Koro-sensei is an oddball alien. His flowing robes cover up an unknown amount of writhing tentacles, and sitting atop it all is a perfectly spherical head that looks like a twisted emoticon. Despite his occasionally cheery demeanor, Koro-sensei is capable of moving at Mach 20, and even though the class is armed with guns, knives, and other weapons that can only harm Koro-sensei, he evades it all with a casual style more suited to lazily reclining on the beach. It’s up to Nagisa Shiota and the rest of the students, including the hot-headed and devious Karma Akabane, to come up with a surefire way of ending this threat once and for all.
Assassination Classroom absolutely would not work if Koro-sensei were just some evil jerk.
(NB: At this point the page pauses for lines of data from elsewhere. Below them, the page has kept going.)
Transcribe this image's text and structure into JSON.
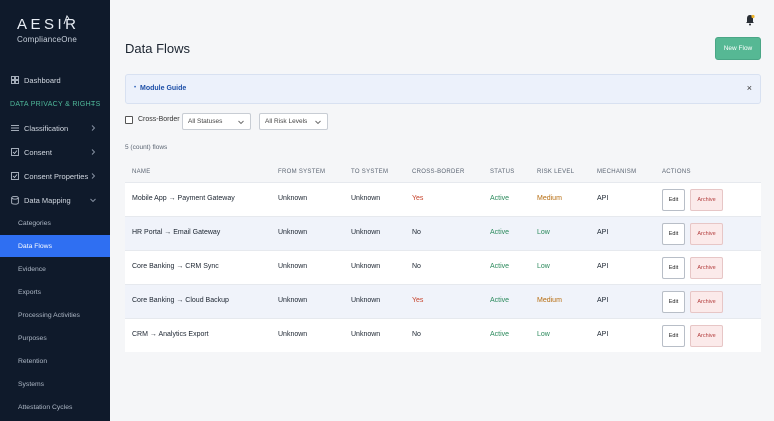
{
  "brand": {
    "name": "AESIR",
    "subtitle": "ComplianceOne"
  },
  "sidebar": {
    "dashboard": "Dashboard",
    "section": "DATA PRIVACY & RIGHTS",
    "classification": "Classification",
    "consent": "Consent",
    "consent_properties": "Consent Properties",
    "data_mapping": "Data Mapping",
    "sub_items": [
      "Categories",
      "Data Flows",
      "Evidence",
      "Exports",
      "Processing Activities",
      "Purposes",
      "Retention",
      "Systems",
      "Attestation Cycles"
    ]
  },
  "header": {
    "title": "Data Flows",
    "new_button": "New Flow"
  },
  "guide": {
    "label": "Module Guide",
    "close": "×"
  },
  "filters": {
    "cross_border_label": "Cross-Border",
    "status_selected": "All Statuses",
    "risk_selected": "All Risk Levels"
  },
  "count_text": "5 (count) flows",
  "table": {
    "columns": [
      "NAME",
      "FROM SYSTEM",
      "TO SYSTEM",
      "CROSS-BORDER",
      "STATUS",
      "RISK LEVEL",
      "MECHANISM",
      "ACTIONS"
    ],
    "edit_label": "Edit",
    "archive_label": "Archive",
    "rows": [
      {
        "name": "Mobile App → Payment Gateway",
        "from": "Unknown",
        "to": "Unknown",
        "cross": "Yes",
        "status": "Active",
        "risk": "Medium",
        "mechanism": "API"
      },
      {
        "name": "HR Portal → Email Gateway",
        "from": "Unknown",
        "to": "Unknown",
        "cross": "No",
        "status": "Active",
        "risk": "Low",
        "mechanism": "API"
      },
      {
        "name": "Core Banking → CRM Sync",
        "from": "Unknown",
        "to": "Unknown",
        "cross": "No",
        "status": "Active",
        "risk": "Low",
        "mechanism": "API"
      },
      {
        "name": "Core Banking → Cloud Backup",
        "from": "Unknown",
        "to": "Unknown",
        "cross": "Yes",
        "status": "Active",
        "risk": "Medium",
        "mechanism": "API"
      },
      {
        "name": "CRM → Analytics Export",
        "from": "Unknown",
        "to": "Unknown",
        "cross": "No",
        "status": "Active",
        "risk": "Low",
        "mechanism": "API"
      }
    ]
  },
  "colors": {
    "sidebar_bg": "#0f1a2b",
    "accent_blue": "#2f6ff2",
    "primary_green": "#56b894",
    "danger": "#c7432b",
    "warning": "#b76d10",
    "success": "#2b8a5c"
  },
  "icons": {
    "dashboard": "dashboard-icon",
    "classification": "list-icon",
    "consent": "checkbox-icon",
    "consent_properties": "checkbox-icon",
    "data_mapping": "database-icon",
    "bell": "bell-icon"
  }
}
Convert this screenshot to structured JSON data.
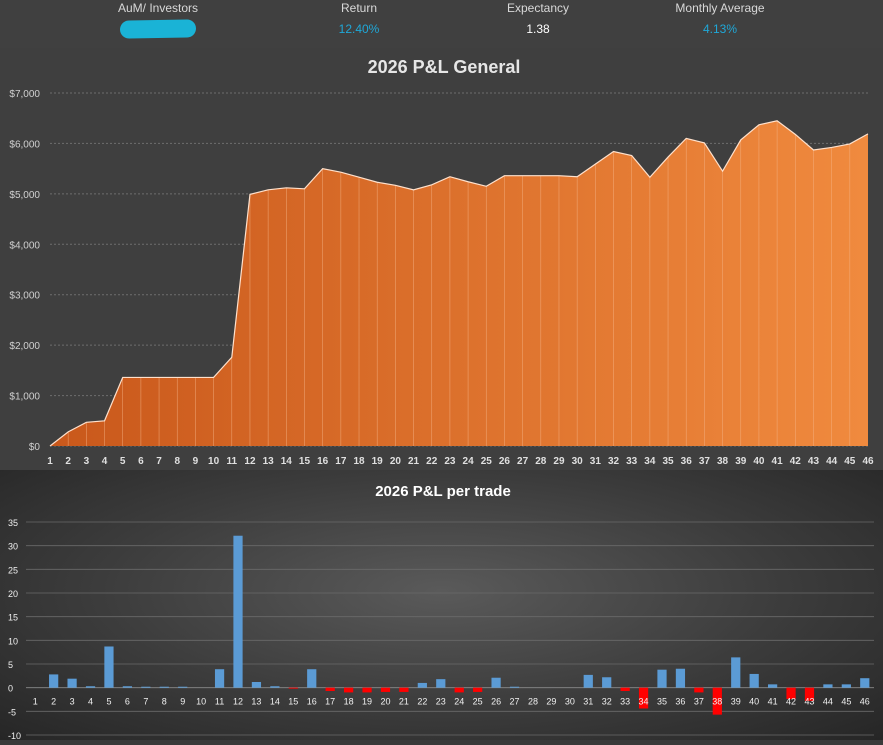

The entire narrative hinges on the fact that he’s actually a really good teacher, committed to the practice thanks to a still-mysterious promise. The first volume is full of assassination attempts, some more clever than others, and Yusei Matsui tosses in some solid humor along with consistently nice linework and efficient action sequences. There’s something oddly charming about Koro-sensei, and it’s not just that rarely-wavering grin. He has so many bizarre alien quirks—like changing color when he’s angry or his guard is down—but it’s the little glimmers of humanity that make him interesting. At one point he dons a (really bad) disguise to attend a baseball game, but it turns out he just wanted to study pitching technique to assist one of his students, something that will ultimately help him become a better assassin. Koro-sensei might not want to die, but he does want his students to succeed.
The first volume of Assassination Classroom has me pretty well sold on the series, at least enough to keep up with it for the time being. The only thing I’m wary of is how well the concept can sustain itself throughout the typical length of a Shonen Jump series. It’s been running since 2012 and has already racked up 12 volumes in Japan, but surely Matsui has some surprises in store. If it continues to entertain as much as the opening chapters, it’ll be another series worth popping in the regular rotation.